Extracting the selected nodes gives us a DocumentFragment
, which starts at a new list item and ends after the strong element.
The extraction is actually a DOM mutating action, i.e. it will modify the existing tree. Now we are left with the following two items, exactly as we expected.
Since text could include elements and everything contained in them, the range also needs to cover these cases. At first sight the Range
is strangely engineered, as it always needs to care about at least two cases: text and non-text (mostly elements). However, as we’ve seen there is a good reason for distinguishing these two cases, otherwise we couldn’t select text fragments.
The Range
object lacks the iteration capabilities we experienced earlier. Instead we have improved serialization and export abilities. Changing our former example is therefore cumbersome at first. Nevertheless, by introducing a few new methods we are able to combine the flexibility of a Range
with enhanced iteration.
Range.prototype.current = function () { if (this.started) return this.startContainer.childNodes[this.startOffset]; }; Range.prototype.next = function (types) { var s = this.startContainer; var o = this.startOffset; var n = this.current(); if (n) { if (n.childNodes.length) { s = n; o = 0; } else if (o + 1 < s.childNodes.length) { o += 1; } else { do { n = s.parentNode; if (s == this.endContainer) return false; o = Array.prototype.indexOf.call(n.childNodes, s) + 1; s = n; } while (o === s.childNodes.length); } this.setStart(s, o); n = this.current(); } else if (!this.started) { this.started = true; n = this.current(); } if (n && types && Array.isArray(types) && types.indexOf(n.nodeType) < 0) return this.next(); return !!n; };
These two methods let us use the Range
just like the iterators before. Right now we can only go in one direction; however, we could easily implement methods to skip the children, go directly to the parent, or perform any other move.
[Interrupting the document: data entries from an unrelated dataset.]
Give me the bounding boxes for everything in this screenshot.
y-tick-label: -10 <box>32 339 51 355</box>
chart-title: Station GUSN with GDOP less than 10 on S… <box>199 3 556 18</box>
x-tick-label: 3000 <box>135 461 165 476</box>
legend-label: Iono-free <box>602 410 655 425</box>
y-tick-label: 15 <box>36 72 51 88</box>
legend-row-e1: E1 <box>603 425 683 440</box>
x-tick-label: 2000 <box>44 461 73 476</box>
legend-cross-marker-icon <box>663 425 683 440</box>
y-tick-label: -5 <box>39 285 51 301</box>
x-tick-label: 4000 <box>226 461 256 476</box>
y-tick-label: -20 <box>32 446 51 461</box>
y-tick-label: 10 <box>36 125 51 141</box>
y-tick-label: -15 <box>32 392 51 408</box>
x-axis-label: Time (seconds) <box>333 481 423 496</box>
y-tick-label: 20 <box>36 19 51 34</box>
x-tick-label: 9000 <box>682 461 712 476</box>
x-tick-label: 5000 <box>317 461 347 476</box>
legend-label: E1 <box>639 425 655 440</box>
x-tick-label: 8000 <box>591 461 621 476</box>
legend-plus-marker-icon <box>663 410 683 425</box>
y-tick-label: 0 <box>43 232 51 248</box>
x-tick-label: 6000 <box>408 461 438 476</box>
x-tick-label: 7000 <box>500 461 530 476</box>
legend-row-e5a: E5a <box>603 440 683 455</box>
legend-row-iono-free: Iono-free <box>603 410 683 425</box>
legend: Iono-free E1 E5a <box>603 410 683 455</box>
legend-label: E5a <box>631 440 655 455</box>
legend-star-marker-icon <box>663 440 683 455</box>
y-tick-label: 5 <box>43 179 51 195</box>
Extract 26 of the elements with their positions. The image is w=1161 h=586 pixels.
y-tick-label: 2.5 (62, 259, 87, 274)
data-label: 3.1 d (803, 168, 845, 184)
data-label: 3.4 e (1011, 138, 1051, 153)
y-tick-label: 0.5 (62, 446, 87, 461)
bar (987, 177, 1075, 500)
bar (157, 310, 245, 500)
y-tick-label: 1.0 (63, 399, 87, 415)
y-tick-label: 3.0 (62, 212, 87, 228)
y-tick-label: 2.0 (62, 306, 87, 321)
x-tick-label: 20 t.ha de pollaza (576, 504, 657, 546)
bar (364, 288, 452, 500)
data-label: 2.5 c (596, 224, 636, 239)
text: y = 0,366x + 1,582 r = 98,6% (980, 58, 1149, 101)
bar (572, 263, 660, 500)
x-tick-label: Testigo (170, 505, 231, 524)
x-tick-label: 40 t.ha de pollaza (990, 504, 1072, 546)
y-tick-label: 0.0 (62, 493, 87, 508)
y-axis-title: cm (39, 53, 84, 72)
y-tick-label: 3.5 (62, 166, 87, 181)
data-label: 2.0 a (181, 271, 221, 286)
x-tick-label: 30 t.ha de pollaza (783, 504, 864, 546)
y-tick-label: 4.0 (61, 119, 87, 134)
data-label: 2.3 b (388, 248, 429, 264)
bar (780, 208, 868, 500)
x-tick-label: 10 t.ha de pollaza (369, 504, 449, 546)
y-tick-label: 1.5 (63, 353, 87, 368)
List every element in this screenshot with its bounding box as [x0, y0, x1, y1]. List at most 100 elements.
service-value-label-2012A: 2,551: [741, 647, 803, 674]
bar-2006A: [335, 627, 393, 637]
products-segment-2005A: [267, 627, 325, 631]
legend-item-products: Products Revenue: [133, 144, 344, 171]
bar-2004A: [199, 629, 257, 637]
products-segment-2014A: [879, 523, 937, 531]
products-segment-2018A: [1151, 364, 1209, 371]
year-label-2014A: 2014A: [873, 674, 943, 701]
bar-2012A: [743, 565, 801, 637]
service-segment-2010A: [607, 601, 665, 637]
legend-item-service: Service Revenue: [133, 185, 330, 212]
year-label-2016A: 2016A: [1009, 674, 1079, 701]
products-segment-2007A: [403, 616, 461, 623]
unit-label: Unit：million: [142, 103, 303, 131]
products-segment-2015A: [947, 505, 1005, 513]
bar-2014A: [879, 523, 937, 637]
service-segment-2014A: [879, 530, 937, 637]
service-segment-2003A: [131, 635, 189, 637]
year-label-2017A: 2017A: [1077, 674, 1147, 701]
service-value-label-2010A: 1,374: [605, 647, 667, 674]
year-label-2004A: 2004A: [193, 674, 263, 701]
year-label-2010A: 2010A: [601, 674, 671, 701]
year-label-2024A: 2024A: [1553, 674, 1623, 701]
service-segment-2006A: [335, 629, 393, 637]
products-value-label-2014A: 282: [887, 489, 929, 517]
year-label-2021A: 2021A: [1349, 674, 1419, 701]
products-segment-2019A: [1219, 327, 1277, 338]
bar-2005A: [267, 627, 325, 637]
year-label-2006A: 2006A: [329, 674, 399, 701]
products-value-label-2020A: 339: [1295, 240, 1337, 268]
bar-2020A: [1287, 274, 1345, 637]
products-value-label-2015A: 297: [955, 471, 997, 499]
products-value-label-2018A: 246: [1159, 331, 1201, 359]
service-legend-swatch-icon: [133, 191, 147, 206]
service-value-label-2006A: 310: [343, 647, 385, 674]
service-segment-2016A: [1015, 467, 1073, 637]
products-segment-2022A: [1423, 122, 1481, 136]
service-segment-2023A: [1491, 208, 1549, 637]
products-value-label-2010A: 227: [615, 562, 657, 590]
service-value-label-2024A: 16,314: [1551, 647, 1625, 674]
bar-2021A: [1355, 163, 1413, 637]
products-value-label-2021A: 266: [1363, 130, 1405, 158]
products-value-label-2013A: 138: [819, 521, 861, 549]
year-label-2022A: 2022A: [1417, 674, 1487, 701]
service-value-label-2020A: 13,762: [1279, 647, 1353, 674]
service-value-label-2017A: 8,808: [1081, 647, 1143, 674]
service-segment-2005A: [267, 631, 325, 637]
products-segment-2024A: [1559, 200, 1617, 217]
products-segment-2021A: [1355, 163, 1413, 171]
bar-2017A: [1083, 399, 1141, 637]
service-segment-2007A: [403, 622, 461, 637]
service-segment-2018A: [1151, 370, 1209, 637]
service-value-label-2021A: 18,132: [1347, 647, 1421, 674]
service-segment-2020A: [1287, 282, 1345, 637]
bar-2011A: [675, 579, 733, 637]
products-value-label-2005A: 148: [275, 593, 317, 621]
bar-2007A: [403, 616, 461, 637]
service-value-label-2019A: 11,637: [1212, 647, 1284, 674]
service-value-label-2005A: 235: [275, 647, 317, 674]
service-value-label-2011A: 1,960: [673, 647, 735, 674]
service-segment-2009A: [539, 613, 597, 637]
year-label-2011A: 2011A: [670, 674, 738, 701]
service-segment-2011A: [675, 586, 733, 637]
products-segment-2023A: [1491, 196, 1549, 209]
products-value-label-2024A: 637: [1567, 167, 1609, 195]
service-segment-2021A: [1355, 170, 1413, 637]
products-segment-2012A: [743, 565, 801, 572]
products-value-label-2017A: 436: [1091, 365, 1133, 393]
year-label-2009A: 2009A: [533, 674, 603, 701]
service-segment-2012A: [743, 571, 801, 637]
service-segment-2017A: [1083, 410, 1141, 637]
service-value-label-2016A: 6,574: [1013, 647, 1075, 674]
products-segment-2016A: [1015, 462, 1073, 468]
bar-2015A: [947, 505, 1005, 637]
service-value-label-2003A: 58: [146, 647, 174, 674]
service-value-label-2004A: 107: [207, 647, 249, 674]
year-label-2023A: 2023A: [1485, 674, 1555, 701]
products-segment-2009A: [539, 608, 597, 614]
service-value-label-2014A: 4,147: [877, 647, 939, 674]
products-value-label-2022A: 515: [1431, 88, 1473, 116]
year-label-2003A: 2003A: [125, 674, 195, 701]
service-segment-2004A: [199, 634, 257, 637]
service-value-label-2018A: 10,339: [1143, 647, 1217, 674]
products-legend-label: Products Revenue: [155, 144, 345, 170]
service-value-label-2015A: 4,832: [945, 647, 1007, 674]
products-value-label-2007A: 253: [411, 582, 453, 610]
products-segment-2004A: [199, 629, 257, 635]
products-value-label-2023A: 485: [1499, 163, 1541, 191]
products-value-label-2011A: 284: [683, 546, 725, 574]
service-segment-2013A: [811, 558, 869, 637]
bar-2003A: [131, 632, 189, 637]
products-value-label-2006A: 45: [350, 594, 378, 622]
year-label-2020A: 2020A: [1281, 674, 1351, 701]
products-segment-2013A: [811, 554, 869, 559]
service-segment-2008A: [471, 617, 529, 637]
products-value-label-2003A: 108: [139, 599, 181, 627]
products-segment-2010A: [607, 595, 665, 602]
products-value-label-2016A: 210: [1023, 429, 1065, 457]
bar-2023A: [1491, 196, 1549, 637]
function iterateRange (template, model) { var fragment = template.content.clone(true); var range = document.createRange(); range.selectNodeContents(fragment); while (range.nextNode([Node.TEXT_NODE, Node.ELEMENT_NODE])) changeNode(range.current()); range.detach(); return fragment; }
Even though the Range
is garbage collected like any other JavaScript object, it is still good practice to release it using the detach
function. One of the reasons is that all Range
instances are actually kept in the document
, where they are updated in case of DOM mutations.
Defining our own iterator methods on the Range
is beneficial. The offsets are automatically updated and we have auxiliary possibilities, such as cloning the current selection as a DocumentFragment
, extracting or deleting the selected nodes. Also we can design the API for our own needs.
Conclusion
Iterating through the DOM tree is an interesting topic for anyone thinking about DOM manipulation and efficient node retrieval. For most use cases there is already a corresponding API. Do we want a plain iteration? Do we want to select a range? Are we keen on walking the tree? There are advantages and disadvantages for each method. If we know what we want, we can make the right choice.
Unfortunately, tree structures are not as simple as 1-dimensional arrays. They can be mapped to 1-dimensional arrays, but the mapping follows the same algorithm as iterating over its structure. If we use one of the provided structures, we have access to methods that already follow these algorithms. Therefore we get a convenient way to do some iteration over nodes in a K-ary tree. We also save some performance by performing fewer DOM operations.